Bente Kahan Foundation
Wroclaw Center for Jewish Culture and Education
in The White Stork Synagogue
Here is more information I have found in my own searches:
Per die Juden in Deutschland von der Romerzeit bis zur Weimarere Republik by Nachum T. Gidal, copy of lithograph from Inkunable der vier Gebruder Henschel, 1812 says "Rabbi Abraham Ticktin (1764-1820), Oberlandesrabbiner zu Breslau. Wie seine Vorfahren und Nachkommen, war Abraham Ticktin ein Reprasentat orthdoxen Judentums." Rabbi Abraham Ticktin, Chief Rabbi of Breslau. As his ancestors and his descendants, he was a representative of Orthodox Judaism. Portrait on p. 126.
No answer from Max Tiktin whose address is below this narrative:
Gedalye = Daniel
Gedalja Tiktin, born in 1808 in Czestochowa, was a royal rabbi in Silesia and belonged to the orthodox circle of the "Landschul" (Antoniengasse) in Breslau. In 1843 he was elected rabbi by members of this old religious group and then officially represented the interests of the local Orthodox. By cabinet order (1854) he was appointed State Rabbi of Silesia by the Prussian King Friedrich Wilhelm IV. Conflicts within the divided community (with the reform-oriented Breslau city rabbi Abraham Geiger at the time) were only settled under Rabbi Manuel Joel. Gedalja Tiktin, whose commitment to social causes was widely recognized, died in Breslau in 1886.
Buried in Breslau Jewish Cemetery on Lohestrasses (now Slezna), tombstone is an obelisk written entirely in Hebrew. Next to him is smaller obelisk of wife, and then a smaller obelisk of his daughter. Writing solely in Hebrew was a protest against Germanization i.e., assimilation of the Jewish people. In the Breslau Jewish Cemetery booklet bought there, the location of his grave is #75.
This is a very bad translation:
In Dyhernfurth appeared in 1772, the first Jewish newspaper in the German Reich ( "Privileged Dyhernfurter newspaper"); there were texts German-made in Hebrew. 1834 in the print shop's last work was published; the publisher was six years later finally closed.
In the following years, gradually increased the number of Jews living in Dyhernfurth; however they needed the approval of the Royal. Chamber and the local manorial. With their right of establishment is not permission to local trade was connected; at most they could seek for trading the Fairs Silesia.
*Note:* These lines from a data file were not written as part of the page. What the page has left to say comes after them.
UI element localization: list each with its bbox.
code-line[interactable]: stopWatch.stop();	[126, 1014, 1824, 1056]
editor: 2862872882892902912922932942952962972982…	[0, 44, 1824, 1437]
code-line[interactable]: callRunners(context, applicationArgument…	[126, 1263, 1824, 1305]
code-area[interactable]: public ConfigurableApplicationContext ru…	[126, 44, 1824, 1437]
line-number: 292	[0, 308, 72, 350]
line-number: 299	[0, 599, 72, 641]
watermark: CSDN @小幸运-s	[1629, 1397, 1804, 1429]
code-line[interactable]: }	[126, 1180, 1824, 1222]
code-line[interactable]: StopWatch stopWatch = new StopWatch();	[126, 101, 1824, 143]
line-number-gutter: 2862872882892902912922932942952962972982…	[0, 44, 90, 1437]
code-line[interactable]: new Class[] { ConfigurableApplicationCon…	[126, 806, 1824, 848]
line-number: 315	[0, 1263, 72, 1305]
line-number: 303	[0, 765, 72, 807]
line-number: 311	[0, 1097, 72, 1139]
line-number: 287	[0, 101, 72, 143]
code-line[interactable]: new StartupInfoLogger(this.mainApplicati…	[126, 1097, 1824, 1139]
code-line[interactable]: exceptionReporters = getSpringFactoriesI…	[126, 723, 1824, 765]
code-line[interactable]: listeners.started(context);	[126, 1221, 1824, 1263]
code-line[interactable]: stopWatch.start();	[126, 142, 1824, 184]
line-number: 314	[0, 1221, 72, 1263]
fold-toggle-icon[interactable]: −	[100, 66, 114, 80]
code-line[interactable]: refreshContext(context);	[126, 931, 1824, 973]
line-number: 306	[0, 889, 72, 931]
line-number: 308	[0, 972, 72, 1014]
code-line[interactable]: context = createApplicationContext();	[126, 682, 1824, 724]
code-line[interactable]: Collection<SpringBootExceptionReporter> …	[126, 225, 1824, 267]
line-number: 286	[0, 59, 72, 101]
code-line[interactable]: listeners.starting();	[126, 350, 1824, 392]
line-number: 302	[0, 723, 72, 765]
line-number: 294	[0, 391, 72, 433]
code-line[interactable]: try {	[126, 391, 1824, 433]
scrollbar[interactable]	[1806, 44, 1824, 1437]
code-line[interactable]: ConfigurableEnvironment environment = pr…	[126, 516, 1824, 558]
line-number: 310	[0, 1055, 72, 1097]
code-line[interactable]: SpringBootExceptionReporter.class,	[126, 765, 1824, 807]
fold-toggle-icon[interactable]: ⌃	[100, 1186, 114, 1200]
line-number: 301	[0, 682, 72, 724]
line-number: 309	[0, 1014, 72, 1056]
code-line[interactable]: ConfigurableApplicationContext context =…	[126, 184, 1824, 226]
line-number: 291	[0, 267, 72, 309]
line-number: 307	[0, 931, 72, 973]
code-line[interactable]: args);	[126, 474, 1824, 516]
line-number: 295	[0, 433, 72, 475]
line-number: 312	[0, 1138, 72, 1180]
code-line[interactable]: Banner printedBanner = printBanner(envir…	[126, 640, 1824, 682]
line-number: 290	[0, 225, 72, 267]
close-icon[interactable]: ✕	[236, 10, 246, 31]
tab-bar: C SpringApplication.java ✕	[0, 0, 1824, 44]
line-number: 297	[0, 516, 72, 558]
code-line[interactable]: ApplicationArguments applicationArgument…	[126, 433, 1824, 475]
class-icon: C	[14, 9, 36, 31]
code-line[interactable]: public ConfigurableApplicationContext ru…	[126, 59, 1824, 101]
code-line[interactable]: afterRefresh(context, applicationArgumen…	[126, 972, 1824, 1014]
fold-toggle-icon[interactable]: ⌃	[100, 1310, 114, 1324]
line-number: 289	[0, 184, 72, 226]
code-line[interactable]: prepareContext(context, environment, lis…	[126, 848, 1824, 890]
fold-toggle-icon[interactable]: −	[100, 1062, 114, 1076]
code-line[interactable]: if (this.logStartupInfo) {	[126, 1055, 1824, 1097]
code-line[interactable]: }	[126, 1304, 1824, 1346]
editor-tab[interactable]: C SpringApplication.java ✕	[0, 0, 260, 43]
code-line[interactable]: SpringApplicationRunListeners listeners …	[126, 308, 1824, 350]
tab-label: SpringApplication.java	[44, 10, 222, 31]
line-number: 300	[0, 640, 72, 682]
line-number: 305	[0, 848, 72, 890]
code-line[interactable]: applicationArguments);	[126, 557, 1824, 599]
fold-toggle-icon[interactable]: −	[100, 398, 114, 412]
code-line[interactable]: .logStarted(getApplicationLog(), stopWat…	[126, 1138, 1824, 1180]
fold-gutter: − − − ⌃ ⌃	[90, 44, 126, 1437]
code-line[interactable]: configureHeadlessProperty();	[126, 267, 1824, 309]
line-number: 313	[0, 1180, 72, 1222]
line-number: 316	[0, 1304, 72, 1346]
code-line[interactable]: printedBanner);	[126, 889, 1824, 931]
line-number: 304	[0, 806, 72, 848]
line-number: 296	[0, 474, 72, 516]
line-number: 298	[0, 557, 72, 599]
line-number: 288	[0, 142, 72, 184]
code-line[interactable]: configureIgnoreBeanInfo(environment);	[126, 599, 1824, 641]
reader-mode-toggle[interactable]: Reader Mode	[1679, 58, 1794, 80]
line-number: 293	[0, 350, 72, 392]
After initially a room was used in the printing plant as prayer hall, built at the beginning of the 18th century an inconspicuous synagogue; this was then replaced by another house in the Judengasse due to disrepair 1785 to Mid-19th century was the time already shrinking community in Flurstraße build a new synagogue building that purely external rather resembled a village church or chapel and as a special feature probably had a bell. The solemn consecration was consummated in January 1848 from Brzeger Rabbi Kroner and the Wroclaw Orthodox Chief Rabbi Gedalie Tiktin.
Challenge Memorandum 1894 - my great-great grandfather’s dairy, in which he wrote: August 8: "1886 gest Konigl ? und Gedalye Tiktin in Breslau"
>Jewish Encyclopedia, 1911: Rabbi in Breslau 1843.
>Per Sydney Levine: In 1998 I was speaking with -- who said he knew Max Tiktin who was a professor at George Washington University. I had his address from Elyse Eisenberg who also traces her family back to a Tiktin. [ If you want this, please ask me directly] I wrote him an inquiry letter as did Elyse (cc’d here), but we got no response.
Please let me know of any responses you receive.